Il est deux heures du matin, ce lundi 26 septembre, quand Giorgia Meloni, dirigeante du parti italien de droite radicale Fratelli d’Italia, se présente sourire aux lèvres devant ses militant·es dans un luxueux hôtel de Rome. Son parti vient de remporter les élections législatives anticipées avec 26 % des voix. Permettant à la coalition des droites – avec La Ligue de Matteo Salvini (autre force d’extrême droite) et Forza Italia de Silvio Berlusconi (une droite plus modérée) – d’être majoritaire au Parlement.

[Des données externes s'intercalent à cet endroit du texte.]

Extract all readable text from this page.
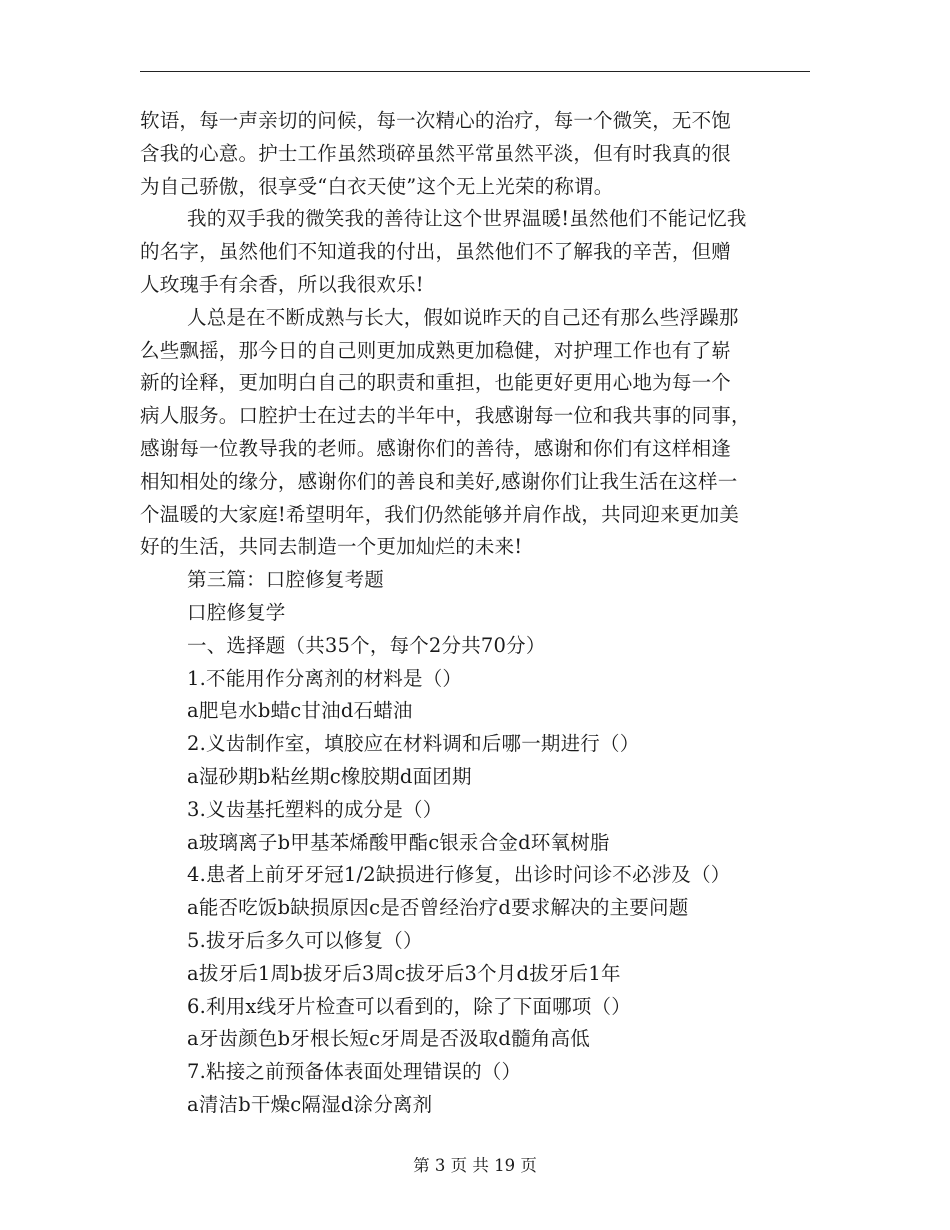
软语，每一声亲切的问候，每一次精心的治疗，每一个微笑，无不饱
含我的心意。护士工作虽然琐碎虽然平常虽然平淡，但有时我真的很
为自己骄傲，很享受“白衣天使”这个无上光荣的称谓。
我的双手我的微笑我的善待让这个世界温暖!虽然他们不能记忆我
的名字，虽然他们不知道我的付出，虽然他们不了解我的辛苦，但赠
人玫瑰手有余香，所以我很欢乐!
人总是在不断成熟与长大，假如说昨天的自己还有那么些浮躁那
么些飘摇，那今日的自己则更加成熟更加稳健，对护理工作也有了崭
新的诠释，更加明白自己的职责和重担，也能更好更用心地为每一个
病人服务。口腔护士在过去的半年中，我感谢每一位和我共事的同事，
感谢每一位教导我的老师。感谢你们的善待，感谢和你们有这样相逢
相知相处的缘分，感谢你们的善良和美好,感谢你们让我生活在这样一
个温暖的大家庭!希望明年，我们仍然能够并肩作战，共同迎来更加美
好的生活，共同去制造一个更加灿烂的未来!
第三篇：口腔修复考题
口腔修复学
一、选择题（共35个，每个2分共70分）
1.不能用作分离剂的材料是（）
a肥皂水b蜡c甘油d石蜡油
2.义齿制作室，填胶应在材料调和后哪一期进行（）
a湿砂期b粘丝期c橡胶期d面团期
3.义齿基托塑料的成分是（）
a玻璃离子b甲基苯烯酸甲酯c银汞合金d环氧树脂
4.患者上前牙牙冠1/2缺损进行修复，出诊时问诊不必涉及（）
a能否吃饭b缺损原因c是否曾经治疗d要求解决的主要问题
5.拔牙后多久可以修复（）
a拔牙后1周b拔牙后3周c拔牙后3个月d拔牙后1年
6.利用x线牙片检查可以看到的，除了下面哪项（）
a牙齿颜色b牙根长短c牙周是否汲取d髓角高低
7.粘接之前预备体表面处理错误的（）
a清洁b干燥c隔湿d涂分离剂
第 3 页 共 19 页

Cette nuit-là, Giorgia Meloni n’exulte pas et son discours est sobre. Pourtant, le moment est historique pour son parti qui avait à peine dépassé les 4 % en 2018. “Pour beaucoup d’entre nous, c’est une nuit d’orgueil et de revanche”, déclare tout de même celle qui a été nommée Première ministre par le président de la République le 22 octobre. Une première pour une femme dans l’histoire du pays.
Un engagement précoce
Peu connue de la presse étrangère il y a encore quelques années, Giorgia Meloni n’est pourtant pas une novice sur la scène politique italienne. Son engagement commence à Rome en 1992, alors qu’elle n’a que 15 ans. Une amie la traîne à une manifestation du Front de la Jeunesse, la branche jeune du Mouvement social italien (MSI), un parti fondé en 1946 par des partisans du dictateur fasciste Benito Mussolini. Conquise par la foule de militant·es, la jeune étudiante s’intéresse de plus près à ce courant politique, raconte-t-elle dans son autobiographie Io sono Giorgia, publiée en 2021.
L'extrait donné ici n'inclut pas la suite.